Step-by-Step: Use Microsoft Foundry Model in a Copilot Studio Prompt
Step 1: Create (or open) an agent in Copilot Studio
Microsoft’s flow starts with creating an agent (Agents → New agent → “Skip to configure”, then fill details and create).
Step 2: Add a Prompt tool (prompt action)
In Copilot Studio:
- Go to New tool → Prompt
- Give your prompt a name
- Add instructions either by writing your own prompt OR letting Copilot suggest one and selecting “Keep it”.
Step 3: Connect an Microsoft Foundry model to the prompt
On the right panel (next to prompt instructions):
- Open the Model dropdown
- Select the plus (+) to connect a model from Microsoft Foundry
- In the “Connect a model from Microsoft Foundry” screen, enter:
- Model deployment name
- Base model name
- Important: these must match exactly as they appear in Microsoft Foundry
- Select Connect
Step 4: Use the model in your agent
Once connected:
- The model appears in the Model dropdown
- Select it for the prompt
- Add that prompt into your agent flow
Microsoft clearly states: Anytime this prompt runs, it always uses the selected model.

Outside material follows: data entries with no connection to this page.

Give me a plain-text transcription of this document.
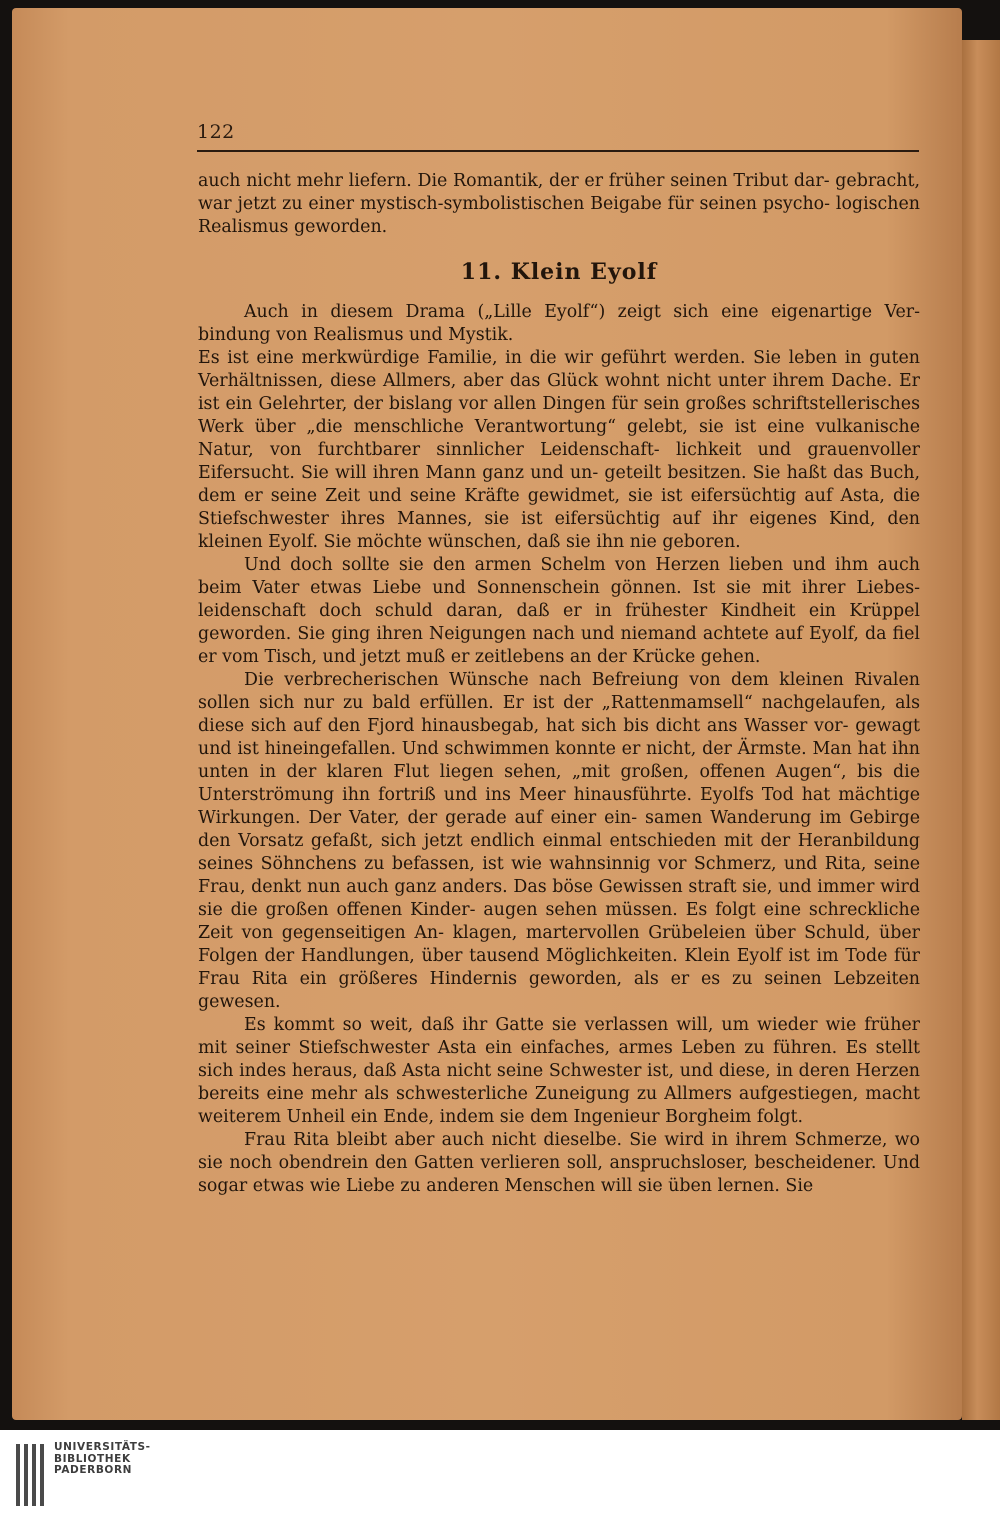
122

auch nicht mehr liefern. Die Romantik, der er früher seinen Tribut dar- gebracht, war jetzt zu einer mystisch-symbolistischen Beigabe für seinen psycho- logischen Realismus geworden.

11. Klein Eyolf

Auch in diesem Drama („Lille Eyolf“) zeigt sich eine eigenartige Ver- bindung von Realismus und Mystik.

Es ist eine merkwürdige Familie, in die wir geführt werden. Sie leben in guten Verhältnissen, diese Allmers, aber das Glück wohnt nicht unter ihrem Dache. Er ist ein Gelehrter, der bislang vor allen Dingen für sein großes schriftstellerisches Werk über „die menschliche Verantwortung“ gelebt, sie ist eine vulkanische Natur, von furchtbarer sinnlicher Leidenschaft- lichkeit und grauenvoller Eifersucht. Sie will ihren Mann ganz und un- geteilt besitzen. Sie haßt das Buch, dem er seine Zeit und seine Kräfte gewidmet, sie ist eifersüchtig auf Asta, die Stiefschwester ihres Mannes, sie ist eifersüchtig auf ihr eigenes Kind, den kleinen Eyolf. Sie möchte wünschen, daß sie ihn nie geboren.

Und doch sollte sie den armen Schelm von Herzen lieben und ihm auch beim Vater etwas Liebe und Sonnenschein gönnen. Ist sie mit ihrer Liebes- leidenschaft doch schuld daran, daß er in frühester Kindheit ein Krüppel geworden. Sie ging ihren Neigungen nach und niemand achtete auf Eyolf, da fiel er vom Tisch, und jetzt muß er zeitlebens an der Krücke gehen.

Die verbrecherischen Wünsche nach Befreiung von dem kleinen Rivalen sollen sich nur zu bald erfüllen. Er ist der „Rattenmamsell“ nachgelaufen, als diese sich auf den Fjord hinausbegab, hat sich bis dicht ans Wasser vor- gewagt und ist hineingefallen. Und schwimmen konnte er nicht, der Ärmste. Man hat ihn unten in der klaren Flut liegen sehen, „mit großen, offenen Augen“, bis die Unterströmung ihn fortriß und ins Meer hinausführte. Eyolfs Tod hat mächtige Wirkungen. Der Vater, der gerade auf einer ein- samen Wanderung im Gebirge den Vorsatz gefaßt, sich jetzt endlich einmal entschieden mit der Heranbildung seines Söhnchens zu befassen, ist wie wahnsinnig vor Schmerz, und Rita, seine Frau, denkt nun auch ganz anders. Das böse Gewissen straft sie, und immer wird sie die großen offenen Kinder- augen sehen müssen. Es folgt eine schreckliche Zeit von gegenseitigen An- klagen, martervollen Grübeleien über Schuld, über Folgen der Handlungen, über tausend Möglichkeiten. Klein Eyolf ist im Tode für Frau Rita ein größeres Hindernis geworden, als er es zu seinen Lebzeiten gewesen.

Es kommt so weit, daß ihr Gatte sie verlassen will, um wieder wie früher mit seiner Stiefschwester Asta ein einfaches, armes Leben zu führen. Es stellt sich indes heraus, daß Asta nicht seine Schwester ist, und diese, in deren Herzen bereits eine mehr als schwesterliche Zuneigung zu Allmers aufgestiegen, macht weiterem Unheil ein Ende, indem sie dem Ingenieur Borgheim folgt.

Frau Rita bleibt aber auch nicht dieselbe. Sie wird in ihrem Schmerze, wo sie noch obendrein den Gatten verlieren soll, anspruchsloser, bescheidener. Und sogar etwas wie Liebe zu anderen Menschen will sie üben lernen. Sie

UNIVERSITÄTS-
BIBLIOTHEK
PADERBORN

Working with Images and Documents (When Relevant)
If your prompt includes image input, Copilot Studio will only show Microsoft Foundry models that support image/document usage. Microsoft lists examples like Phi vision models and GPT-4o/GPT-4.5-preview among those that work with images.
(If your use case is purely text, you can ignore this and just focus on chat-completion models.)
Governance and Administration (Very Important for Enterprises)
1) It uses a Connector
Microsoft Foundry models are “connected by connectors.”
2) Control with Power Platform Admin Center policies
You can manage governance for this connector in Power Platform admin center → Policies, under the connector name “Microsoft Foundry”. Microsoft calls out that you can add a specific data policy (DLP) for these models (and manage it alongside tenant data policies).
3) Connections are visible like other Power Platform connections
Each model connection a maker sets up is also available as a connection (similar to how Power Apps connections appear).
4) Responsible AI (RAI)
Microsoft recommends applying Responsible AI (RAI) policies for the models you use and managing that in Microsoft Foundry.
Design Pattern: How to Structure Prompts When You Bring Your Own Model
When you start choosing different models for different prompts, a simple pattern works best:
- One prompt = one “job”
- Example: “Summarize customer email”
- Separate prompt: “Extract order number and dates”
- Use the right model per job
- Lower-cost / faster model for extraction or formatting
- Strong reasoning model for complex decision support
- Keep the prompt stable
- Remember: your prompt will always run on the selected model
- So changes in model selection can change behavior; treat model choice like a “configuration decision”.
Use Cases
1) Industry-specific assistant (Healthcare / Legal / Finance)
- You choose a model that best fits domain language or compliance needs (through Foundry catalog)
- Use prompts for summarization, classification, or drafting, while still keeping the agent logic in Copilot Studio
2) Multi-model strategy inside one agent
Within the same Copilot Studio agent:
- Prompt A uses a fast model for “extract entities”
- Prompt B uses a stronger model for “generate final response”
This is possible because model selection happens per prompt tool.
3) Controlled rollouts and governance
Because Foundry models are connected via a connector and can be governed via DLP policies in Power Platform admin center, you can:
- allow only approved teams to use the connector
- restrict usage in certain environments (Dev/Test/Prod)
- enforce compliance boundaries
Summary
Microsoft Copilot Studio now allows organizations to bring their own Microsoft Foundry models directly into prompt actions, giving enterprises greater control over which AI model powers each specific task inside an agent.
Instead of relying only on default managed models, makers can connect a model deployed in Microsoft Foundry by selecting it in the Model dropdown within a Prompt tool, entering the correct deployment and base model names, and using it immediately inside agent flows. Every time that prompt runs, it consistently uses the selected model—enabling predictable behavior and controlled AI design.